The cells are designed to start lighting up as soon as the cancer drug begins to work, providing very fast confirmation – some eight hours in testing – that the chosen treatment is proving effective. If no such reaction is observed, then it tells the doctors that the therapy is likely not working, giving them the opportunity to switch to an alternative treatment. Timing is key when tackling cancer, and the new technology could give doctors the chance to switch therapies early enough that it could have a big impact on the overall outcome of treatment.
The team tested whether the nanoparticles were able to distinguish between tumors that were sensitive to drugs and those that were drug-resistant. In a laboratory environment, the researchers loaded the nanoparticles with anti-cancer drugs, and tested them on model versions of prostate cancer and a melanoma. In the case of prostate cancer, for which a chemotherapeutic agent called paclitaxel was used, the team observed an flourescence increase of 400 percent in tumors that were sensitive to the treatment. Positive results were also observed with the melanoma tumors.

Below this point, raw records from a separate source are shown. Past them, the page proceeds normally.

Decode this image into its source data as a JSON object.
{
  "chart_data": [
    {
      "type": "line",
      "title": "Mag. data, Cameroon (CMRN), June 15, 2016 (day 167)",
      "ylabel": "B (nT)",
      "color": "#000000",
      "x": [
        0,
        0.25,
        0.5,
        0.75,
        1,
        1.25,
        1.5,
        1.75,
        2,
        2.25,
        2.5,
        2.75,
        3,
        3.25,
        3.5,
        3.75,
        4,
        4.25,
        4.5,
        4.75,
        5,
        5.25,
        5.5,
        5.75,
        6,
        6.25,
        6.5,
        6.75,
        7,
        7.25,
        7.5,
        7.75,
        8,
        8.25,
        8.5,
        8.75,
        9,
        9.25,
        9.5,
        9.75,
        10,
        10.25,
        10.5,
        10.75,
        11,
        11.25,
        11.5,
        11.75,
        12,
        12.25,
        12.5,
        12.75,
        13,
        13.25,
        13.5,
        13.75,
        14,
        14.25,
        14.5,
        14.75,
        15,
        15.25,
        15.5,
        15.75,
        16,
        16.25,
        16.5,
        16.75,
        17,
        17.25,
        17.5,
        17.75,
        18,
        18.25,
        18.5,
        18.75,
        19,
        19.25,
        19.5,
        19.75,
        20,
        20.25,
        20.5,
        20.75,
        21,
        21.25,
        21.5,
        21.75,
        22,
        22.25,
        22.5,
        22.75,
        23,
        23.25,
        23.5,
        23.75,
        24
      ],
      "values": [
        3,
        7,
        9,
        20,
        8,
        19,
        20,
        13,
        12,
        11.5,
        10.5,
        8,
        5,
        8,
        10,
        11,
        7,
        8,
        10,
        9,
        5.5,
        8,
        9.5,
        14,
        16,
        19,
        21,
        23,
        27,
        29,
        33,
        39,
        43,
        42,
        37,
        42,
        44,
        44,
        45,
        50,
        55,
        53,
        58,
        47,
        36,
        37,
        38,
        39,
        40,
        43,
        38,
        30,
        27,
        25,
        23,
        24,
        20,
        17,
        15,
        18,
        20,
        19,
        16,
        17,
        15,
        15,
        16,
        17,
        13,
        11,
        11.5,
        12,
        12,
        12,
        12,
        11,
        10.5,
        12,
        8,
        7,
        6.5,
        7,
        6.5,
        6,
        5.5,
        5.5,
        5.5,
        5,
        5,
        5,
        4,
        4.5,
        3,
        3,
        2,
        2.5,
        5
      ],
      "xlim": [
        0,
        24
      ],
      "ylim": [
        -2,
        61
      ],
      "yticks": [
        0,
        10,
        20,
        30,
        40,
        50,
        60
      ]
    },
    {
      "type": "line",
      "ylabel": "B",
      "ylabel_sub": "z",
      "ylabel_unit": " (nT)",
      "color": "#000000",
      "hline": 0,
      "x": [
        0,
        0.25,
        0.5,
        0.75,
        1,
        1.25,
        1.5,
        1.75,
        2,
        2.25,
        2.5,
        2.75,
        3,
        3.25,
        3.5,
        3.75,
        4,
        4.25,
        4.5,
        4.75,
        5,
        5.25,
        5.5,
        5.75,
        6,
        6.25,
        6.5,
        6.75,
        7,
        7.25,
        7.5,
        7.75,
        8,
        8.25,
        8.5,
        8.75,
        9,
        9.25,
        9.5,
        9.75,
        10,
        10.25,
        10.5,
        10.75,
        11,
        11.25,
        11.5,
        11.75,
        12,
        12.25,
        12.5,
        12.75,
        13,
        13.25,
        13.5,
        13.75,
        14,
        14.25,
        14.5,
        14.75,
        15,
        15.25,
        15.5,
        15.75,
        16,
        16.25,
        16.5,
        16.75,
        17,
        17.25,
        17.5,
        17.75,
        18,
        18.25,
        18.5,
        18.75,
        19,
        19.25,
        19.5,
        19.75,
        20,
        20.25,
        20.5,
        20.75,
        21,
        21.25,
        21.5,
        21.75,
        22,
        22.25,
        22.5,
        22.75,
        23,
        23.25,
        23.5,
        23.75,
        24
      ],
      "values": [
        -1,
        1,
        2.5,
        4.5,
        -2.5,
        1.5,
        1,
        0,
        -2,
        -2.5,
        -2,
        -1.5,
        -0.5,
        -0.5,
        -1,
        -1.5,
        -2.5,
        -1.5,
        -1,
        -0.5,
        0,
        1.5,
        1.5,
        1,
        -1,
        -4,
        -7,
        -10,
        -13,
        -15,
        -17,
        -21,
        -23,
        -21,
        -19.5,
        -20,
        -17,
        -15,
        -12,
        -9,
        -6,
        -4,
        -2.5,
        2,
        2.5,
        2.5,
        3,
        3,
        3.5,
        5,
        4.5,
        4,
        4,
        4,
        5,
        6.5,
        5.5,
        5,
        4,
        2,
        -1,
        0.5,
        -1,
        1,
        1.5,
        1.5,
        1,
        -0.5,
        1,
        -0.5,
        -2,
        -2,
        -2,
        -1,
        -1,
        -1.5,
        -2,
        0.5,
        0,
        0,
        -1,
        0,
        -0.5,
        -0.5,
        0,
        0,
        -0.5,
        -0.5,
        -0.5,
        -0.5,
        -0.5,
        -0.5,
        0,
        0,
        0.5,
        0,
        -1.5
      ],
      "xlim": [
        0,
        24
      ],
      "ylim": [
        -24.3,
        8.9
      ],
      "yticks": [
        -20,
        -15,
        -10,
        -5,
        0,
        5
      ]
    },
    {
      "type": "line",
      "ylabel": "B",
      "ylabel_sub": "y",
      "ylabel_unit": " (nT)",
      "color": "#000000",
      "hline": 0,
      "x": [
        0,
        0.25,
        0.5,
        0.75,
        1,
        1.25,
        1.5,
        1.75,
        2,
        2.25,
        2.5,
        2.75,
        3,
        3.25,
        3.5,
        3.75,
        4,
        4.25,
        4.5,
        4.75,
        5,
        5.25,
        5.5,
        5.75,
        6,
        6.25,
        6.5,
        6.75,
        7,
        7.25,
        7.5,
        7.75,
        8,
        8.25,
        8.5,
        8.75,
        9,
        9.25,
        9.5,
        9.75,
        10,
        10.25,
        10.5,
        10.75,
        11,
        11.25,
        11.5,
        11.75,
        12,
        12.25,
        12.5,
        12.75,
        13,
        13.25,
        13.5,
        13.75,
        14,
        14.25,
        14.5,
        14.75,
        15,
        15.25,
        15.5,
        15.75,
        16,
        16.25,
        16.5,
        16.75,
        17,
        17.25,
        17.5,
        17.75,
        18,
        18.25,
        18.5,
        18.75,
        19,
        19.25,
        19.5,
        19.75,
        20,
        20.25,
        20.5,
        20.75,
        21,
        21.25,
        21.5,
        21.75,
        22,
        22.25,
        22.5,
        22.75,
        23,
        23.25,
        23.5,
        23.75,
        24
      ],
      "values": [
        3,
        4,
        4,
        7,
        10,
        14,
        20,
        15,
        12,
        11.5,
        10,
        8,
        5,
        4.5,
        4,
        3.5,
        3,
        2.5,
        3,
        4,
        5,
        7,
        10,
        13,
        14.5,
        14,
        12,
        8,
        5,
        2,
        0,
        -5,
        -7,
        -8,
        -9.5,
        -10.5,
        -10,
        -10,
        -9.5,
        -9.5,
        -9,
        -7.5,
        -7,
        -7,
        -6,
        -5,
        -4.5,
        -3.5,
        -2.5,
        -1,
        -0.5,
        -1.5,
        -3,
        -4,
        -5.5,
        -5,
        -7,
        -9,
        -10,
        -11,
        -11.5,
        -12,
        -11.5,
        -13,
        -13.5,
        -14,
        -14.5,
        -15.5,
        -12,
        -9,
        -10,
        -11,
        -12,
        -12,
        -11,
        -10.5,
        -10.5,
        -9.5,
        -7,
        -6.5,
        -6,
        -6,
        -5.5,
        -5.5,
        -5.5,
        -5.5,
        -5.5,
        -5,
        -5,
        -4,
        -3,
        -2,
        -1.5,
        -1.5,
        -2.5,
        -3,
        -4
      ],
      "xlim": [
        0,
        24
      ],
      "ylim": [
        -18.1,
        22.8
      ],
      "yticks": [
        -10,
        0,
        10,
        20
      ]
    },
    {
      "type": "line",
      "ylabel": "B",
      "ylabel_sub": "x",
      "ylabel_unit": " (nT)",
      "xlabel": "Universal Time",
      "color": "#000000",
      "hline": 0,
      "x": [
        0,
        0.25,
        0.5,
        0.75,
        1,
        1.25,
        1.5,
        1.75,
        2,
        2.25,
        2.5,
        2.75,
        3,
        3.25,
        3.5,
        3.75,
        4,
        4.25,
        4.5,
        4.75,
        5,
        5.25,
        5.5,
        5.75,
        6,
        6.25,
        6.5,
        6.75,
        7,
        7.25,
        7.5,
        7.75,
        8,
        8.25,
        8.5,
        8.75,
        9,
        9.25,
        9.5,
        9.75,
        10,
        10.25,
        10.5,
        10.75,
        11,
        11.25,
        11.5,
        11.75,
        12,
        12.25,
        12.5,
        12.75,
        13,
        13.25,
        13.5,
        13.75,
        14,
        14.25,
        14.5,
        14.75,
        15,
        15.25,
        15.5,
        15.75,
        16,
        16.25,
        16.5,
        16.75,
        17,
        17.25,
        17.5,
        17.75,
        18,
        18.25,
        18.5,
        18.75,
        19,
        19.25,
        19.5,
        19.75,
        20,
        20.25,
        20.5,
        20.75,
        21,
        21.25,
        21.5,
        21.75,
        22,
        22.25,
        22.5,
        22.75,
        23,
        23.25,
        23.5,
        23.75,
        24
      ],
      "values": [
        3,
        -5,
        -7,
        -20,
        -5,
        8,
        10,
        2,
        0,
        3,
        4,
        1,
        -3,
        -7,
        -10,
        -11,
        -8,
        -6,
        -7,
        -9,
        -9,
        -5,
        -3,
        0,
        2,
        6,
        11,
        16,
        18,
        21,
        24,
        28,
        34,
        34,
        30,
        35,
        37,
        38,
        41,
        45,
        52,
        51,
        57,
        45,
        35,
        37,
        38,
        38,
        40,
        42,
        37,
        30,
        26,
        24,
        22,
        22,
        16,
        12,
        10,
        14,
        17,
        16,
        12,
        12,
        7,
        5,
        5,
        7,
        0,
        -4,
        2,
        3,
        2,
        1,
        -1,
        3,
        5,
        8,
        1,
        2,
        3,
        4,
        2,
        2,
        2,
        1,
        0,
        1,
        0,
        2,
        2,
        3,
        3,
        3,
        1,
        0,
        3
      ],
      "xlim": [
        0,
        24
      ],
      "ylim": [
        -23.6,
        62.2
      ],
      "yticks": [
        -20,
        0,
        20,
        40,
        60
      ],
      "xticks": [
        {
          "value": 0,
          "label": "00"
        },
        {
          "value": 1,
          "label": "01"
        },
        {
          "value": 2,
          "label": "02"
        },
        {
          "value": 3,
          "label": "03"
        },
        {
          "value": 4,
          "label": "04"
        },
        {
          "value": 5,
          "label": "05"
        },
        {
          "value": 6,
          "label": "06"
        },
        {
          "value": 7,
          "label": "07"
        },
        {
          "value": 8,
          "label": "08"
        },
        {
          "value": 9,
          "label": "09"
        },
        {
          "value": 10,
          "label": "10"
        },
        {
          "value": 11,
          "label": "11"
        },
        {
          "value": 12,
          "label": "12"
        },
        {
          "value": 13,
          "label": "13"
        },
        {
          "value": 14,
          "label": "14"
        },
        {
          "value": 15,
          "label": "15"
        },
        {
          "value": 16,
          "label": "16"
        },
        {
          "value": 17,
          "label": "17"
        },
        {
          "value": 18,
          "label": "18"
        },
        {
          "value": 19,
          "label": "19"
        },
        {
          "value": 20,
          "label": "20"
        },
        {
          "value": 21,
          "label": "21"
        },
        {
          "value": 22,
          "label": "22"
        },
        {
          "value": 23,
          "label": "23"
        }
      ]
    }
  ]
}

Those early results are very positive, and strongly indicate that the nanoparticles could be useful for assessing how effective a therapy is on a much shorter time scale than current treatments, which usually rely on observing the size of the tumor. The researchers now plan to tweak the nanoparticles for direct use in human patients, working to evaluate the safety of the method prior to potential clinical trials.
"We can determine if a cancer therapy is effective within hours of treatment," said paper co-author Shiladitya Sengupta. "Our long-term goal is to find a way to monitor outcomes very early so that we don't give a chemotherapy drug to patients who are not responding to it."